Постепенно Мокша убедил себя, что и холма никакого нет, и землянки, и грибницы. День был хороший, ясный. Воздух прозрачный, на небе ни облачка. С седла отчетливо виднелась строящаяся стена Китай-города. Тянулись по дороге обозы с камнем. Возчики шли пешком, берегли коней. У реки паслось овечье стадо, а посреди стада – черный, весь в репьях, козел. Старый, рогатый, носатый.
Мокша сидел в седле, подставив лицо ветру, и размышлял, рассказывать ли Митяю о том, что он наделал. Видно, придется. Шила в мешке не утаишь. Мокше даже не то было досадно, что он пронес в наш мир грибницу, которую не стоило проносить, а то, что Митяй и тут оказался прав! Всегда прав, всегда! Мокша так хорошо представил себе лицо Митяя, что не выдержал и стал хлестать Стрелу краем поводьев по лбу и по беззащитным глазам.

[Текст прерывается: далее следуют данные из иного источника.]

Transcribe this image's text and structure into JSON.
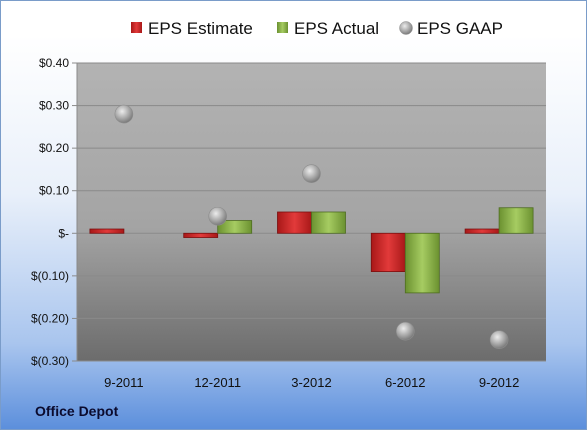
{
  "chart_data": {
    "type": "bar",
    "categories": [
      "9-2011",
      "12-2011",
      "3-2012",
      "6-2012",
      "9-2012"
    ],
    "series": [
      {
        "name": "EPS Estimate",
        "kind": "bar",
        "values": [
          0.01,
          -0.01,
          0.05,
          -0.09,
          0.01
        ]
      },
      {
        "name": "EPS Actual",
        "kind": "bar",
        "values": [
          null,
          0.03,
          0.05,
          -0.14,
          0.06
        ]
      },
      {
        "name": "EPS GAAP",
        "kind": "point",
        "values": [
          0.28,
          0.04,
          0.14,
          -0.23,
          -0.25
        ]
      }
    ],
    "yticks": [
      0.4,
      0.3,
      0.2,
      0.1,
      0,
      -0.1,
      -0.2,
      -0.3
    ],
    "ytick_labels": [
      "$0.40",
      "$0.30",
      "$0.20",
      "$0.10",
      "$-",
      "$(0.10)",
      "$(0.20)",
      "$(0.30)"
    ],
    "ylim": [
      -0.3,
      0.4
    ],
    "legend_position": "top",
    "grid": true,
    "colors": {
      "estimate": "#d42a2a",
      "actual": "#8db44a",
      "gaap": "#a8a8a8"
    }
  },
  "footer": {
    "company": "Office Depot"
  }
}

Любовь Мокши к Митяю была похожа на ненависть, с непрерывным зорким недоверием. Любит – а сам присматривается, нет ли какой трещинки для сомнения, чтобы разочароваться и возненавидеть. Наверное, подобной любовью любил Иуда.

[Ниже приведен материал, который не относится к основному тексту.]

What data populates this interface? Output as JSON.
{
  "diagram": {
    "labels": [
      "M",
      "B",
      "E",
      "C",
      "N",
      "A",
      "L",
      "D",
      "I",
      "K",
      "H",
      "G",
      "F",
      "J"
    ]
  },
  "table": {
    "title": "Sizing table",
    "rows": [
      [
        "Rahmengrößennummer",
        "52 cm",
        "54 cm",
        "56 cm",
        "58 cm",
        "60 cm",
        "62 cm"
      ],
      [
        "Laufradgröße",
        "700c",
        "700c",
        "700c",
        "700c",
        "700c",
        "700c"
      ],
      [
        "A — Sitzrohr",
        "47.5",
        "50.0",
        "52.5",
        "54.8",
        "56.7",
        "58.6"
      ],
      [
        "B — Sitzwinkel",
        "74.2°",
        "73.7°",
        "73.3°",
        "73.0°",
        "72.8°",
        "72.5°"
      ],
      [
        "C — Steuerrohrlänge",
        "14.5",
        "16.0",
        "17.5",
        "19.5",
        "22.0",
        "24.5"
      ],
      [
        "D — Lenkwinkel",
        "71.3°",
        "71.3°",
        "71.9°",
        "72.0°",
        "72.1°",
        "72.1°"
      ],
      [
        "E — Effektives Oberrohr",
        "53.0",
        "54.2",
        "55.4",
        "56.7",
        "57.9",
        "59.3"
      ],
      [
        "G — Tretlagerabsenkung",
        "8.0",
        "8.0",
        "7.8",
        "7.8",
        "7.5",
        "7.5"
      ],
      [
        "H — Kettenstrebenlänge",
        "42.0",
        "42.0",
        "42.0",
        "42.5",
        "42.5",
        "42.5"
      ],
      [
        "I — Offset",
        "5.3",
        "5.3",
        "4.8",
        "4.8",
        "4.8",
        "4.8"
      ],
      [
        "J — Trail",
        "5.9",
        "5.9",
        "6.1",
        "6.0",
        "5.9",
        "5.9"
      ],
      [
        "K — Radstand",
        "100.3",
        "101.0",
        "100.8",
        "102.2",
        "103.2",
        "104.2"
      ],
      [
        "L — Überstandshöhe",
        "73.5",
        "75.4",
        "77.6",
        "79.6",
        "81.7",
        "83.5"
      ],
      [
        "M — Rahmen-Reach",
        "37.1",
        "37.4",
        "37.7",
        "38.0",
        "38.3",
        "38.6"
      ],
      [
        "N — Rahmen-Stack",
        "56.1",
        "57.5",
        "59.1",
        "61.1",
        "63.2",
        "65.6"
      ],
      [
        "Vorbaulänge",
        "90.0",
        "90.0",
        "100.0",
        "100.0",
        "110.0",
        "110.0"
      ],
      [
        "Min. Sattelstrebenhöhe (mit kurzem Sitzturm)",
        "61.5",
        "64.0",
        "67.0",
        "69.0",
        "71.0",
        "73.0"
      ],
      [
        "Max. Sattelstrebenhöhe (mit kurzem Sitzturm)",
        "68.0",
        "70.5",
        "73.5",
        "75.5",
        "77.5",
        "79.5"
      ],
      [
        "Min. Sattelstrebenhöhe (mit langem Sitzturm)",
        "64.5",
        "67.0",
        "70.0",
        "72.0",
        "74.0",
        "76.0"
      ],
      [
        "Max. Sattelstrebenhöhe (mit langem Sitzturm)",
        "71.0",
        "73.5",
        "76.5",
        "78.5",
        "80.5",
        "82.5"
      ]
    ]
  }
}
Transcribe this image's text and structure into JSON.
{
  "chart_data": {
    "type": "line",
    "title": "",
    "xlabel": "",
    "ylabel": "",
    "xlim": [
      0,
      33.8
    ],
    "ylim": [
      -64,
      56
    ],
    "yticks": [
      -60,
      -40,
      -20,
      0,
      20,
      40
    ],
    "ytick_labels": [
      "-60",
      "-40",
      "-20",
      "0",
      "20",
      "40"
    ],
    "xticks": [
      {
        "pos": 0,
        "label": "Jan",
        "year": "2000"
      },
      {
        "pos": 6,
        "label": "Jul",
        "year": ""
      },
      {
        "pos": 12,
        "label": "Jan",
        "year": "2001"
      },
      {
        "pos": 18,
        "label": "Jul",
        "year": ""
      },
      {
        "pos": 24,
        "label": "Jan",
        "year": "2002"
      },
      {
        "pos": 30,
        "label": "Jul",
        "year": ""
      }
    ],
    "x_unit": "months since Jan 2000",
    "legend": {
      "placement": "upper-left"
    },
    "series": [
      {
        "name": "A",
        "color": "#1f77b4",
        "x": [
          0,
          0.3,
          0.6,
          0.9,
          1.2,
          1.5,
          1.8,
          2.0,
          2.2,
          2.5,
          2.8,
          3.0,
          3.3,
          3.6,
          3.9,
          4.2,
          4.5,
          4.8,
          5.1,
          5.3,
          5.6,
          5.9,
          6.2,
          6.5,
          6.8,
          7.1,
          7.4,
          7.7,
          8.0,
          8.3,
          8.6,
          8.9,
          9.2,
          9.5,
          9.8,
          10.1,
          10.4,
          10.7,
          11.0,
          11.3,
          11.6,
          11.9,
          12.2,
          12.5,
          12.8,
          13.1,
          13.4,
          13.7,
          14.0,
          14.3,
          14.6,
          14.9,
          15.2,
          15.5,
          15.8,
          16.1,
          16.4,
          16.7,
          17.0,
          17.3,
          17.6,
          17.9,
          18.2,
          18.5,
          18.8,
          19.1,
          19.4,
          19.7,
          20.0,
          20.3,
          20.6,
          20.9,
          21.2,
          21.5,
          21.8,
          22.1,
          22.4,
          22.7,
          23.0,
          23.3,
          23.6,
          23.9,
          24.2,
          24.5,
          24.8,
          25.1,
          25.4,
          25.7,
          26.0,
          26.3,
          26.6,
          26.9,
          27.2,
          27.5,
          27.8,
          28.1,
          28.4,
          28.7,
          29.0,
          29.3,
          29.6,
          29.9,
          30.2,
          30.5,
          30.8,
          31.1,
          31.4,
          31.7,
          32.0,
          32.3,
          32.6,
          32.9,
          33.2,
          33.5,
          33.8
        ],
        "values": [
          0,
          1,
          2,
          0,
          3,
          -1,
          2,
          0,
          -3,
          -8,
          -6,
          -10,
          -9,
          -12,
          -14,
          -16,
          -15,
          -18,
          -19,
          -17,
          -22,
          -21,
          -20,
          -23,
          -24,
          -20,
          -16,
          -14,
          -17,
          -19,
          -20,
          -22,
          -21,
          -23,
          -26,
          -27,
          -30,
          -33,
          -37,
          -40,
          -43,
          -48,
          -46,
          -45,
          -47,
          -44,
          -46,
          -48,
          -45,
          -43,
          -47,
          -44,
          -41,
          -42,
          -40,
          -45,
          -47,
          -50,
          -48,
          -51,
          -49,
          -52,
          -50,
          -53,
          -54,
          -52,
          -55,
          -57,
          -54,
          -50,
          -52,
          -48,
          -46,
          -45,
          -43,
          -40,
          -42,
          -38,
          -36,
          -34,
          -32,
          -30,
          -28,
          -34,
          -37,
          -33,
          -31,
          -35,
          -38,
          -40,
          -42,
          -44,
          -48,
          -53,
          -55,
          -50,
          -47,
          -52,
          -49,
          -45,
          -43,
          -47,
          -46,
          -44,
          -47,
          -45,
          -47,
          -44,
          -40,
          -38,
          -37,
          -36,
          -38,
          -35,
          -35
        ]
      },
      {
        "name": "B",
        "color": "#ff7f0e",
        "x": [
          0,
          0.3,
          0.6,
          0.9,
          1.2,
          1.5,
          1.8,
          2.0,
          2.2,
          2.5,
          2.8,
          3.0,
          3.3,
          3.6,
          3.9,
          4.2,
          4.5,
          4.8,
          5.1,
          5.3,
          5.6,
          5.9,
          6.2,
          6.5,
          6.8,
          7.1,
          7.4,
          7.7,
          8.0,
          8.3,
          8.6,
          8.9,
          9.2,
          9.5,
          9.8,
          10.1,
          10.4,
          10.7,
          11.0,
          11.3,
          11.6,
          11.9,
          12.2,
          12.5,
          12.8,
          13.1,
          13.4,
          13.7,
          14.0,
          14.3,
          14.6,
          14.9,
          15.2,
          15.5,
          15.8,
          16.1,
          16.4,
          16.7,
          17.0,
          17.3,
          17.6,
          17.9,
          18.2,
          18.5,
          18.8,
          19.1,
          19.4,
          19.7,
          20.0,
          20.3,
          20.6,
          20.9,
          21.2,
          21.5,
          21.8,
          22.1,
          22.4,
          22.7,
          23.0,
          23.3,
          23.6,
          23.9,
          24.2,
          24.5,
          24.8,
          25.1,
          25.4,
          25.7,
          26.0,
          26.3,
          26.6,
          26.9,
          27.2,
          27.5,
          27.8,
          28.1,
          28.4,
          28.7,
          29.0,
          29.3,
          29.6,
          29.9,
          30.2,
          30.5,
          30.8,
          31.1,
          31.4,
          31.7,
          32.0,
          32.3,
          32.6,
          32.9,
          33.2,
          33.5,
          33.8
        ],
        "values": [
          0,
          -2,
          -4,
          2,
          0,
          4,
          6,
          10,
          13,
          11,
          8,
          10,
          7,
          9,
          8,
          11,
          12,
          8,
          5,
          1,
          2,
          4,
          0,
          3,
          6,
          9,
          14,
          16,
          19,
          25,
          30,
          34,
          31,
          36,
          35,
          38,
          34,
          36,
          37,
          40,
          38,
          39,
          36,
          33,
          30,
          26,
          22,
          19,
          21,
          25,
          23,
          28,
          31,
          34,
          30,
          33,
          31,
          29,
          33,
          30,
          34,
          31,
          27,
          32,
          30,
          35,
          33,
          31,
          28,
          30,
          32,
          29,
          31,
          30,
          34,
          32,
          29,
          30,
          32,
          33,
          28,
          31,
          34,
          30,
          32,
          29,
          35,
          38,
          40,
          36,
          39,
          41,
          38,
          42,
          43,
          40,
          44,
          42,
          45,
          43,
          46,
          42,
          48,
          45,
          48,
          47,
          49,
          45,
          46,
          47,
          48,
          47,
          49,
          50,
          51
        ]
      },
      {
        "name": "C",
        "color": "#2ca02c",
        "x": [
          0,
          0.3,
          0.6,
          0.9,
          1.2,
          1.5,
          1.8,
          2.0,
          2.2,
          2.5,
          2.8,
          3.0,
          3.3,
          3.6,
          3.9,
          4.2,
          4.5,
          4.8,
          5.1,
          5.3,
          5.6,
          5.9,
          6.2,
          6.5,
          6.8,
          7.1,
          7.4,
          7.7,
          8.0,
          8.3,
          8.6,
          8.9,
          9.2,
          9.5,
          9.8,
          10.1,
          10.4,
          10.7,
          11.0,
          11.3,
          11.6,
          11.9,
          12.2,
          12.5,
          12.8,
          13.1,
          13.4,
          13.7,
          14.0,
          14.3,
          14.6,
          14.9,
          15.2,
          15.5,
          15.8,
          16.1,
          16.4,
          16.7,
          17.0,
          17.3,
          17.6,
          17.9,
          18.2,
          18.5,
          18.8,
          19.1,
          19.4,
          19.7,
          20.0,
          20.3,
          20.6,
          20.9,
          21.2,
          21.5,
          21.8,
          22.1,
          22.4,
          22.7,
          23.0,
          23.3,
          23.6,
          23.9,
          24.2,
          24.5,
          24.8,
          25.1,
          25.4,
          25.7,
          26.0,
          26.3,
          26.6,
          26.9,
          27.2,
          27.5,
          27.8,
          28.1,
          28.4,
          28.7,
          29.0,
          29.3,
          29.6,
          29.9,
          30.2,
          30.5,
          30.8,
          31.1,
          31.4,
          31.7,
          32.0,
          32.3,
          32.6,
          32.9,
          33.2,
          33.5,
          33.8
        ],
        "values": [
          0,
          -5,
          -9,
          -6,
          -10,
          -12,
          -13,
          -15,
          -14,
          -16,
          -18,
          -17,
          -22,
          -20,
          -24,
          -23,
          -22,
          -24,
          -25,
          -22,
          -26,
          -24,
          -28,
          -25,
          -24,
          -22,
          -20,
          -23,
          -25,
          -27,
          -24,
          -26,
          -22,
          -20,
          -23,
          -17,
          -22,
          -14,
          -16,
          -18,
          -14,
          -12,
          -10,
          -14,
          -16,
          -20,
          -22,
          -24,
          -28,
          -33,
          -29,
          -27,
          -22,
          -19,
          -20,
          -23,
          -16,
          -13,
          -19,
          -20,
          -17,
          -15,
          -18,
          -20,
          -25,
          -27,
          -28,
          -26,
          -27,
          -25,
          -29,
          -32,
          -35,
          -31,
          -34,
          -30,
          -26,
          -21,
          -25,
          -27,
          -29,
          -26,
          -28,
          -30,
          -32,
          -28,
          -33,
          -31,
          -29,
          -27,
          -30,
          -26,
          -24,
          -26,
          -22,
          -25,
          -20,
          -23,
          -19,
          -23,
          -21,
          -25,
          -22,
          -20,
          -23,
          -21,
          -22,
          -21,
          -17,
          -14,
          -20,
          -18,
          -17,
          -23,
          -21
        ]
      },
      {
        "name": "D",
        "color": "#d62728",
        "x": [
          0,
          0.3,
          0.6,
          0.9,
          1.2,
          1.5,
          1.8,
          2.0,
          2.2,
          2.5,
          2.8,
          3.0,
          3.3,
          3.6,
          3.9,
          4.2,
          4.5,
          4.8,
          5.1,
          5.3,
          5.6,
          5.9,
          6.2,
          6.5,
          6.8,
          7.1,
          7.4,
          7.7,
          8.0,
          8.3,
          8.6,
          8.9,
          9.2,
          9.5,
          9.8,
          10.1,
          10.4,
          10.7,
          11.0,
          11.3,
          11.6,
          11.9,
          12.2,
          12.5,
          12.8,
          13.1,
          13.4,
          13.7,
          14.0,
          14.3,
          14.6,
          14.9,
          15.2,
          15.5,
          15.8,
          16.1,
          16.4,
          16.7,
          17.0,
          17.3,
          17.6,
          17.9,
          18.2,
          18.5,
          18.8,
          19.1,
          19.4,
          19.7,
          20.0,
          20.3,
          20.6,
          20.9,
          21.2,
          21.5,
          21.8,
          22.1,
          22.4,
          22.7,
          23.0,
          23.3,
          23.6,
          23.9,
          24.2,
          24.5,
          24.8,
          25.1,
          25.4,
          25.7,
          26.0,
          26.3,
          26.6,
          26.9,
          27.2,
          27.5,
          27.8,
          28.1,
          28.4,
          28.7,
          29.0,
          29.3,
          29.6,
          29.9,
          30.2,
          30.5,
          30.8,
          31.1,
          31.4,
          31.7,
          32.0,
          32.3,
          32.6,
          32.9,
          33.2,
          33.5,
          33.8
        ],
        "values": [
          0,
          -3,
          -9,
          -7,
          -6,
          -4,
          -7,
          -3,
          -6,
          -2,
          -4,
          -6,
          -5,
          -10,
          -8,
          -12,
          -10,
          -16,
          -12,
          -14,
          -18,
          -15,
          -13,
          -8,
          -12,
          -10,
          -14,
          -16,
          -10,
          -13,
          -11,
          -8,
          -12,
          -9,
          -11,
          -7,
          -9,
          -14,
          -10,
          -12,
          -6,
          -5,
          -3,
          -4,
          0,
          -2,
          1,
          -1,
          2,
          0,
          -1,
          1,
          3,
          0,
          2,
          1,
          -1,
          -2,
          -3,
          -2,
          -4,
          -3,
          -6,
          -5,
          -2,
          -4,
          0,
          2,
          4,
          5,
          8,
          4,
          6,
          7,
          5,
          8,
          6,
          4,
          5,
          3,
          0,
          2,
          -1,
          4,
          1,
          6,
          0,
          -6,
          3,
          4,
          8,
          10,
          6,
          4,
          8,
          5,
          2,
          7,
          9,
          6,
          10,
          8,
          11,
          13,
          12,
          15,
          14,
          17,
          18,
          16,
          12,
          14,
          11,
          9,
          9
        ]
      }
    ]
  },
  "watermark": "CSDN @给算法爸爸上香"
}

Вечером Мокша улучил минуту, когда Митяй останется один, и рассказал ему обо всем. Ничего не скрыл, себя не выгораживал, выглядел удрученным, но при этом умело обходил острые углы. Ничего ужасного он не совершил. Просто не подумав пронес грибницу из одного мира в другой. На двушке не может быть ничего плохого, разве не так? Следовательно, и гриб хороший. А что разросся – так кто ж знал, что все так будет?
Митяй слушал не перебивая. Хмурился, но Мокшу не ругал. Ближе к концу рассказа захватил кирку, лом, топор, заступ. Позвал с собой Фаддея и Гулка Ражего. Вместе они отправились к землянке. Мокша был недоволен, что взяли Фаддея и Гулка. Он Митяю рассказал по секрету, а тот, получается, раскрыл его тайну! Никому нельзя верить! Гулк шагал крупно, покачивал тяжелыми руками. Фаддей же всю дорогу задавал Мокше вопросы, а ответы выслушивал с таким видом, словно наперед ему не верил. Мокша был искренне возмущен. Тяжелый человек Фаддей!